Question

Find the area of a polygon with the given vertices? (2,5) (7,1) (3,-4) (-2,3) Please show workprocess

Answer 1

`color(brown)(Area " " ABCD = 20.48 + 19 = 39.48 " sq. units"`

Explanation:

`A (2,5), B (7,1), C (3, -4), D(-2,3)`

Using distance formula,

`bar (AB) = sqrt((7-2)^2 + (1-5)^2) ~~ 6.4`

`bar (BC) = sqrt((3-7)^2 + (-4-1)^2) ~~ 6.4`

`bar (CD) = sqrt((-2-3)^2 + (3+4)^2) ~~ 8.6`

`bar (AD) = sqrt((-2-2)^2 + (3-5)^2) ~~ 4.47`

`bar (AC) = sqrt((3-2)^2 + (-4-5)^2) ~~ 9.06`

`"Area of " Delta " ABC " = sqrt(s * (s - a) * (s - b) * s - c)), " where " s = (a + b + c) / 2`

`s = (6.4 + 6.4 + 9.06) / 2 = 10.93`

`Delta_(ABC) = sqrt(10.93 * (10.93 - 6.4) * (10.93 - 6.4) * (10.93 - 9.06)) ~~ 20.48`

`"Area of " Delta " ADC " = sqrt(s * (s - a) * (s - d) * s - c)), " where " s = (a + d + c) / 2`

`s = (4.47 + 8.6 + 9.06) / 2 = 11.065`

`Delta_(ADC) = sqrt(11.065 * (11.065 - 4.47) * (11.065 - 8.6) * (11.065 - 9.06)) ~~ 19`

`"Area of quadrilateral " ABCD = " Area of " Delta_(ABC) + " Area of " Delta_(ADC)`

`color(brown)(Area " " ABCD = 20.48 + 19 = 39.48 " sq. units"`

Answer 2

`1/2 | 2(1)-5(7) quad + 7(-4)-1(3) quad + 3(3)-(-4)(-2) quad + -2(5) - 3(2) |`

`= 79/2`

Explanation:

I like looking through the featured answers that are more complicated than they need to be and redoing them.

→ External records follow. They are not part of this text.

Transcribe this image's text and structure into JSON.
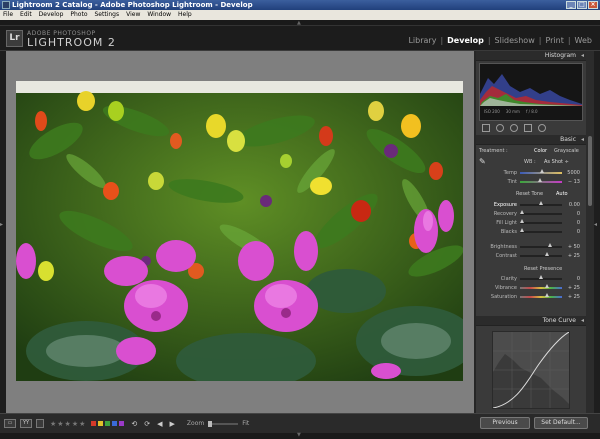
{
  "window": {
    "title": "Lightroom 2 Catalog - Adobe Photoshop Lightroom - Develop"
  },
  "menu": [
    "File",
    "Edit",
    "Develop",
    "Photo",
    "Settings",
    "View",
    "Window",
    "Help"
  ],
  "identity": {
    "logo": "Lr",
    "small": "ADOBE PHOTOSHOP",
    "big": "LIGHTROOM 2"
  },
  "modules": [
    "Library",
    "Develop",
    "Slideshow",
    "Print",
    "Web"
  ],
  "active_module": "Develop",
  "panels": {
    "histogram": {
      "title": "Histogram",
      "iso": "ISO 200",
      "focal": "30 mm",
      "aperture": "f / 8.0",
      "shutter": "1/100 sec"
    },
    "basic": {
      "title": "Basic",
      "treatment_label": "Treatment :",
      "color": "Color",
      "grayscale": "Grayscale",
      "wb_label": "WB :",
      "wb_value": "As Shot ÷",
      "temp_label": "Temp",
      "temp_value": "5000",
      "tint_label": "Tint",
      "tint_value": "− 13",
      "tone_label": "Reset Tone",
      "auto": "Auto",
      "exposure": "Exposure",
      "exposure_v": "0.00",
      "recovery": "Recovery",
      "recovery_v": "0",
      "fill": "Fill Light",
      "fill_v": "0",
      "blacks": "Blacks",
      "blacks_v": "0",
      "brightness": "Brightness",
      "brightness_v": "+ 50",
      "contrast": "Contrast",
      "contrast_v": "+ 25",
      "presence_label": "Reset Presence",
      "clarity": "Clarity",
      "clarity_v": "0",
      "vibrance": "Vibrance",
      "vibrance_v": "+ 25",
      "saturation": "Saturation",
      "saturation_v": "+ 25"
    },
    "tone_curve": {
      "title": "Tone Curve"
    }
  },
  "bottom": {
    "zoom_label": "Zoom",
    "zoom_value": "Fit",
    "previous": "Previous",
    "set_default": "Set Default...",
    "view_icon": "YY",
    "loupe_icon": "▭"
  },
  "colors": {
    "accent_label": "#e06020",
    "flags": [
      "#d43a2a",
      "#e2c02a",
      "#3ea23e",
      "#3a6ad8",
      "#9a3ac8"
    ]
  }
}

The area of any polygon whose vertices are given by a list of 2D coordinates is given by the Shoelace Theorem. It says the area is half the absolute value of the sum of cross products for each side, order preserved.

The example illustrates it well. To keep track we list the vertices on top of a shifted copy:

(2,5) (7,1) (3,-4) (-2,3)
(7,1) (3,-4) (-2,3) (2,5)

Then the area is

`A = 1/2 | 2(1)-5(7) quad + 7(-4)-1(3) quad + 3(3)-(-4)(-2) quad + -2(5) - 3(2) | = 79/2`

Done exactly, with very little effort. Feature that.